Illegal Cannabis Cultivation in California
With the aim of Tuesday’s meeting of the House Appropriations Subcommittee on Commerce, Justice, Science, and Related Agencies to focus on annual budget request for the Justice Department, drug enforcement was part of the broader conversation. Rep. Garcia requested that federal funds be made available for officials of the DOJ to tour parts of California to see exclusively the problems illicit cultivators were causing, specifically to the legal cannabis industry.
A 2020 report, recently released to the public, does indicate that the Drug Enforcement Agency (DEA) has concentrated efforts on eliminating illegal grow operations, even in states where cannabis is legal. And while data from these marijuana eradication programs do show that more illegal plants (mainly in California) were confiscated in 2020 in comparison to the previous year, seizures are considerably less than just a decade prior.

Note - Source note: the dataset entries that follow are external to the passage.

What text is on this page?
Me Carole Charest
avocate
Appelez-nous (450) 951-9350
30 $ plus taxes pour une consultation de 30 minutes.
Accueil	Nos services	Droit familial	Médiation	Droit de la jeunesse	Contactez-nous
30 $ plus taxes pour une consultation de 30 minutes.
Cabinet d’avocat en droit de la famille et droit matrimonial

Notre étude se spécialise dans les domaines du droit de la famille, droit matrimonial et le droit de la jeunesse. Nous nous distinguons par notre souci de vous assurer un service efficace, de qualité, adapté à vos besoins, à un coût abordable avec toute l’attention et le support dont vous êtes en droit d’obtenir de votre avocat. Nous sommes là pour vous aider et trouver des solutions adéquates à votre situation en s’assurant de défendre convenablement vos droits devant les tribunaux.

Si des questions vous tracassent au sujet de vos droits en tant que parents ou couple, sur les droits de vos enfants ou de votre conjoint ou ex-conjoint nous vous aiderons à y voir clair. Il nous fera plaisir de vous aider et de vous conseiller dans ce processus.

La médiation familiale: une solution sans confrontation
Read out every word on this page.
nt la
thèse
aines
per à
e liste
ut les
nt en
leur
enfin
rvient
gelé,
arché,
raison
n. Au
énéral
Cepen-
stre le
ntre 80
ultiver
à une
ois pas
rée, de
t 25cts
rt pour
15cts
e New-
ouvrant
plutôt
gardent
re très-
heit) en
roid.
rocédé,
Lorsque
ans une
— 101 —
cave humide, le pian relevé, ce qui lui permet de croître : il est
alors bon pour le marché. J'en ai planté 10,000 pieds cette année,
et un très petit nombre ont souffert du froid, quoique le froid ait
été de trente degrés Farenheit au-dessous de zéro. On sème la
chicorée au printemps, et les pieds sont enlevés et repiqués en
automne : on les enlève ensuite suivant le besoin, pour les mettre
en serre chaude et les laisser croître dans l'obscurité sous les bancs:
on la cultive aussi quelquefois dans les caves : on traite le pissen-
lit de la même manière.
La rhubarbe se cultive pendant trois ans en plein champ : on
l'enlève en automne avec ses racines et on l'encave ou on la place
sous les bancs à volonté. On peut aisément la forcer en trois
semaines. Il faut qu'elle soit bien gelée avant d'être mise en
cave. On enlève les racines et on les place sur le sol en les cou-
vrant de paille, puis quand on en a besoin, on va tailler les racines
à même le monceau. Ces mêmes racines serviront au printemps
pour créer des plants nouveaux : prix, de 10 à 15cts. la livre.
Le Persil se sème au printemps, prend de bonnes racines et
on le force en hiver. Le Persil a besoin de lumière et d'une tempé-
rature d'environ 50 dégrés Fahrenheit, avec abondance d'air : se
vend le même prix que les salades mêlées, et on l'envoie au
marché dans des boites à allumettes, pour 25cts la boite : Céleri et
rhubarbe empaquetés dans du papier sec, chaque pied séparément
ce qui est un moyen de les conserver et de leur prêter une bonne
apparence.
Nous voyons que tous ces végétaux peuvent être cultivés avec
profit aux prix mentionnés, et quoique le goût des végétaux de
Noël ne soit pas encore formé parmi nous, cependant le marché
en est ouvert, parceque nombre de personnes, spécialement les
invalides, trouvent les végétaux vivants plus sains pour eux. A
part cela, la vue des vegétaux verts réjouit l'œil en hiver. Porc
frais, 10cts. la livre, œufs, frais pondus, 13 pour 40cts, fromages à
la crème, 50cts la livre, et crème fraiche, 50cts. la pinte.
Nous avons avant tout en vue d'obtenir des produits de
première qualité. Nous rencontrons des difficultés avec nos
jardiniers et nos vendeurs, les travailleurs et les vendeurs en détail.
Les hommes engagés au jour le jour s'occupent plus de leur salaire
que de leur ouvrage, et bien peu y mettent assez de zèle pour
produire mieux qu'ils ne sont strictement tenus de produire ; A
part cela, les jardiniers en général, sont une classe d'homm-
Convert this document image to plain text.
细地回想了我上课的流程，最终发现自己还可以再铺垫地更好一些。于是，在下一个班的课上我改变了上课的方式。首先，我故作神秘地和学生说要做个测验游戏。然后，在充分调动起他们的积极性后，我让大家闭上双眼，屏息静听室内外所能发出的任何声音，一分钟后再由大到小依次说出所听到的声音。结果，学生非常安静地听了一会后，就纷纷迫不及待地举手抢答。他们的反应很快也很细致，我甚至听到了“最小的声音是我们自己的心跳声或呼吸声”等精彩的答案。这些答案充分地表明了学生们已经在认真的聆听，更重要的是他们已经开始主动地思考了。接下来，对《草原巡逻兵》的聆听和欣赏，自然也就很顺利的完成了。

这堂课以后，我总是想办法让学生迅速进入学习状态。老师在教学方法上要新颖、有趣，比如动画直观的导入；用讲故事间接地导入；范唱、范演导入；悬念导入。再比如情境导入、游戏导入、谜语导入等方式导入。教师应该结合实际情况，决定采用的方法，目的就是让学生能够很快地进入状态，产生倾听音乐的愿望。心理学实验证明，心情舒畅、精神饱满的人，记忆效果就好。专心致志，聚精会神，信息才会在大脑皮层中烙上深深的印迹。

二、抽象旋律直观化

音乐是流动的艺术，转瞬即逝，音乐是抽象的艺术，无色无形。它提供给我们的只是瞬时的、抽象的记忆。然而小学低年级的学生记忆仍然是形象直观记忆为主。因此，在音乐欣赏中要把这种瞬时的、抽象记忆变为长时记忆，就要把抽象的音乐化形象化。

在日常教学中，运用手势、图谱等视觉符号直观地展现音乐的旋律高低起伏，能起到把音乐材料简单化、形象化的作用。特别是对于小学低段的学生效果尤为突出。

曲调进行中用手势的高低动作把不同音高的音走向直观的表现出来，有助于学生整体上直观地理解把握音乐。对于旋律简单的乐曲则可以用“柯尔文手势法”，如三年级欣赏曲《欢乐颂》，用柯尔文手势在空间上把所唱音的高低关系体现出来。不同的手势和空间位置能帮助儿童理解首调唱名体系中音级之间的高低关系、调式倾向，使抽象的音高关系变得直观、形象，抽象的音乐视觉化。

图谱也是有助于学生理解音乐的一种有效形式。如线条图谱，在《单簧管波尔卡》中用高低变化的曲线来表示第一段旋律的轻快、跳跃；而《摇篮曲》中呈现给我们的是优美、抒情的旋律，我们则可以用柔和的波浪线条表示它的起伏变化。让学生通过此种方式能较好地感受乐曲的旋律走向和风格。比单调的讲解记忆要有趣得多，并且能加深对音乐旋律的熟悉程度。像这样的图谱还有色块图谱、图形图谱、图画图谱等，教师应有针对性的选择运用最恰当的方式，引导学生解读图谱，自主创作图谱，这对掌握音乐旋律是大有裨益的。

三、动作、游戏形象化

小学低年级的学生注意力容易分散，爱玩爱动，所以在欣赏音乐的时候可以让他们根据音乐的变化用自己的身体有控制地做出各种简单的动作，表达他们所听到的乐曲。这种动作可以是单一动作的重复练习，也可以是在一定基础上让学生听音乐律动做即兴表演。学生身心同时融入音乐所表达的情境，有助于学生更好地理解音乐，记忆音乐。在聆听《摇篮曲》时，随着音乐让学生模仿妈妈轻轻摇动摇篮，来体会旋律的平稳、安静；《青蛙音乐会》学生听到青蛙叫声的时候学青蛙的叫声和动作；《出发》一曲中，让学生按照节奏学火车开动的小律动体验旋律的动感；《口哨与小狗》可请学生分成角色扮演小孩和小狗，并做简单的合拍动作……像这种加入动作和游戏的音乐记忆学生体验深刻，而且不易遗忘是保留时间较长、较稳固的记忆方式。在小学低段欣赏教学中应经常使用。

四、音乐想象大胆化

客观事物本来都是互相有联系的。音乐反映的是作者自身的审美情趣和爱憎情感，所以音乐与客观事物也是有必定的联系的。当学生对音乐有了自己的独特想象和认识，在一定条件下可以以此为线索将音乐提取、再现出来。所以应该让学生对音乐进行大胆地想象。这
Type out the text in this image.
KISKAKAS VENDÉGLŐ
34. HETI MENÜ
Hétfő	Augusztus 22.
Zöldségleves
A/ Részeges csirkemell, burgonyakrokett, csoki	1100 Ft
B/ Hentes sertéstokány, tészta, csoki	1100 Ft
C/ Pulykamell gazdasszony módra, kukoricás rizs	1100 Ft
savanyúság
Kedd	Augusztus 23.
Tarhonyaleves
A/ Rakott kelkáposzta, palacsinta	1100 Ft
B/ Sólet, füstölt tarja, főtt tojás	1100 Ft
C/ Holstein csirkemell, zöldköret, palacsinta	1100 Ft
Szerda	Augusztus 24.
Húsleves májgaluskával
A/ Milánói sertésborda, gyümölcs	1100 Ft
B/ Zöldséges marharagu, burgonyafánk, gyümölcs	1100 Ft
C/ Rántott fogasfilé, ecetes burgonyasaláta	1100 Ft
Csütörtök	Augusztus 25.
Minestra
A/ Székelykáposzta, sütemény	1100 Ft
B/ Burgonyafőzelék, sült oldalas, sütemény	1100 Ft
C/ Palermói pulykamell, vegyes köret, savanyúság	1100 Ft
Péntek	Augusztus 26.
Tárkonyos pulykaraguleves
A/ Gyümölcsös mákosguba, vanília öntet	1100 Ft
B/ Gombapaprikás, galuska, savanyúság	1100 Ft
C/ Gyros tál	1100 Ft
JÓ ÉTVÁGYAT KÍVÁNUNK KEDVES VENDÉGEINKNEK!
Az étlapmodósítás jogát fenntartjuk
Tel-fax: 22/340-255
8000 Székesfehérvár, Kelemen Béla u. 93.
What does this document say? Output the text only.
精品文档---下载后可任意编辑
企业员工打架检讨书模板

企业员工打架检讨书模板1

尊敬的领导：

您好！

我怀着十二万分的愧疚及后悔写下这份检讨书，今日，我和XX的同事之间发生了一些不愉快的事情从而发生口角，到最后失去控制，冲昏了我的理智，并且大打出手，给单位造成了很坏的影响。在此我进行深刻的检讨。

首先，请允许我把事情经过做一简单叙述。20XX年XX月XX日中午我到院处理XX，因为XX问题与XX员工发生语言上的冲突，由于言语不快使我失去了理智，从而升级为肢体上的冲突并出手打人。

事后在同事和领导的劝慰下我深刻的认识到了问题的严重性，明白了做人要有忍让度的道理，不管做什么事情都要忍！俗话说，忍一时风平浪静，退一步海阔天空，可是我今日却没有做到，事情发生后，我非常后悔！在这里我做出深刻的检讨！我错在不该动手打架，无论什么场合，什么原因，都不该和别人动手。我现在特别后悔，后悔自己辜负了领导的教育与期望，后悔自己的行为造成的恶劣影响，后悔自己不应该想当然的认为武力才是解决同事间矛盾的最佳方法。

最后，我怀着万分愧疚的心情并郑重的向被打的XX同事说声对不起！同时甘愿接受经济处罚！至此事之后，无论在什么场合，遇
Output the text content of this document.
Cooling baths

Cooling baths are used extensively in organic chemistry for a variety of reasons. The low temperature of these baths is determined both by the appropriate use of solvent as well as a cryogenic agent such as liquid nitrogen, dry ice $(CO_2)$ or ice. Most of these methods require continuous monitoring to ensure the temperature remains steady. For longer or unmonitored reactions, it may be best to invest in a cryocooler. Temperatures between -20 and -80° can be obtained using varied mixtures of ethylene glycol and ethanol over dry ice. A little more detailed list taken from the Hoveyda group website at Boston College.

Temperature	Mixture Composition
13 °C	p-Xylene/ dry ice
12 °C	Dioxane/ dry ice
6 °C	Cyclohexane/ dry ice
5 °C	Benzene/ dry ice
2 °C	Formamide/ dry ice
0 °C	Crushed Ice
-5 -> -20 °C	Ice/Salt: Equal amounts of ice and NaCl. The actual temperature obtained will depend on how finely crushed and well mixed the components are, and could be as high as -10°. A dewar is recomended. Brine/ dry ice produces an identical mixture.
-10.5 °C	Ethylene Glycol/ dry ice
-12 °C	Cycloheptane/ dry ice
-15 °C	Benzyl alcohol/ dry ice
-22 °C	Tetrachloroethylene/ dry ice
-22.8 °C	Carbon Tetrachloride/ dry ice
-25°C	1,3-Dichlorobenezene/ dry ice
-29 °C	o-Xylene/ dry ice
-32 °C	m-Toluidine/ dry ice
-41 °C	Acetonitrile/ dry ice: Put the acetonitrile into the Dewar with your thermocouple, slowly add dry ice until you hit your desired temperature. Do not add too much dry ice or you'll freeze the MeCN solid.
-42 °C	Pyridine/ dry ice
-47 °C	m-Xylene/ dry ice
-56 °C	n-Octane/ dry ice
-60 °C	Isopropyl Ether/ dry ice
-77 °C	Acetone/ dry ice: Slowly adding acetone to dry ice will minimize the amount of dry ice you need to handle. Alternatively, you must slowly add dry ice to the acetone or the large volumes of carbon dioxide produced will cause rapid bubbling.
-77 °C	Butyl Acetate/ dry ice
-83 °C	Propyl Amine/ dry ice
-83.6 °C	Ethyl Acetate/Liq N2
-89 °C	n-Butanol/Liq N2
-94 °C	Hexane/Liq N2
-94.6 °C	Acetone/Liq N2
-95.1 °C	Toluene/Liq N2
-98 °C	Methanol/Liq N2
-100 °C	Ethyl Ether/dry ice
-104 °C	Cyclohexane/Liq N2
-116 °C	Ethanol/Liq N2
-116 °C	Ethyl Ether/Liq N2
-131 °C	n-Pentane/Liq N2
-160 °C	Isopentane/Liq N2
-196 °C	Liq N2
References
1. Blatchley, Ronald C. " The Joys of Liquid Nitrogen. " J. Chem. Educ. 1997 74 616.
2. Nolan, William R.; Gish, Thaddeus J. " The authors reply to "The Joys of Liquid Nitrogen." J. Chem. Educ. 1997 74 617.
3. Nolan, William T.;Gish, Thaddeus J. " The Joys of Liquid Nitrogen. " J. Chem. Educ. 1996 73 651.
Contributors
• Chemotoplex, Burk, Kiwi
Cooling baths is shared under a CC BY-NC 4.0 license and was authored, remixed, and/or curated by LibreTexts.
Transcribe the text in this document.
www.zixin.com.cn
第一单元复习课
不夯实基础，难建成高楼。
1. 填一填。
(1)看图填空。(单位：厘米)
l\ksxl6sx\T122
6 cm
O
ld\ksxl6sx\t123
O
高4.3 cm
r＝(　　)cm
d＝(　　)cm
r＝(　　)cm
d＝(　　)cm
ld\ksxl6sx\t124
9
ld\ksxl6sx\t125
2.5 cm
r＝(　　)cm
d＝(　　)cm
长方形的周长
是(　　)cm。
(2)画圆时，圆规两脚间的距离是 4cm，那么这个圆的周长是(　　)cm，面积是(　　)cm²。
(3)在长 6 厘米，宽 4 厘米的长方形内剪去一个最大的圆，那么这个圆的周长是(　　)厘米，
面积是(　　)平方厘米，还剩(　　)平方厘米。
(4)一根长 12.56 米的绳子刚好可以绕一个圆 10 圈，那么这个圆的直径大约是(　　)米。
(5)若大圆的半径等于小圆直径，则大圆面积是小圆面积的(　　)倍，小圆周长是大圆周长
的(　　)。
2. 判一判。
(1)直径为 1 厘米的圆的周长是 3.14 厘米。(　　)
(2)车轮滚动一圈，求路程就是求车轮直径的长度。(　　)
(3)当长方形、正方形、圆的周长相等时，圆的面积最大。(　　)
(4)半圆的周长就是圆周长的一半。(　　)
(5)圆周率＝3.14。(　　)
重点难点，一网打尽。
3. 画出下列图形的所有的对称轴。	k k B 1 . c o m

All this seems to be in line with AG Garland’s philosophy for how the Justice Department should prioritize marijuana use and cultivation processes within states where it is legal. In fact, throughout Garland’s confirmation process, he provided similar responses to those he gave Rep. Garcia during the subcommittee meeting.
Biden Justice Department and Marijuana Prosecutions
“I do not think it the best use of the Department’s limited resources to pursue prosecutions of those who are complying with the laws in states that have legalized and are effectively regulating marijuana,” he previously asserted. “I do think we need to be sure, for example, that there are no end runs around the state laws by criminal enterprises, and that access is prohibited to minors.”
Many wait to see if the Department of Justice under Garland will issue any new cannabis prosecution guidance memo. As the wait continues for a federal response to an increasing number of states legalizing cannabis, one thing is for certain – the Justice Department is moving away from the previous administration’s stance on marijuana use and is returning to policies under the Obama Administration.
In a written testimony Garland provided prior to his confirmation hearing, he stated that “Criminalizing the use of marijuana has contributed to mass incarceration and racial disparities in our criminal justice system…and has made it difficult for millions of Americans to find employment due to criminal records for nonviolent offenses.”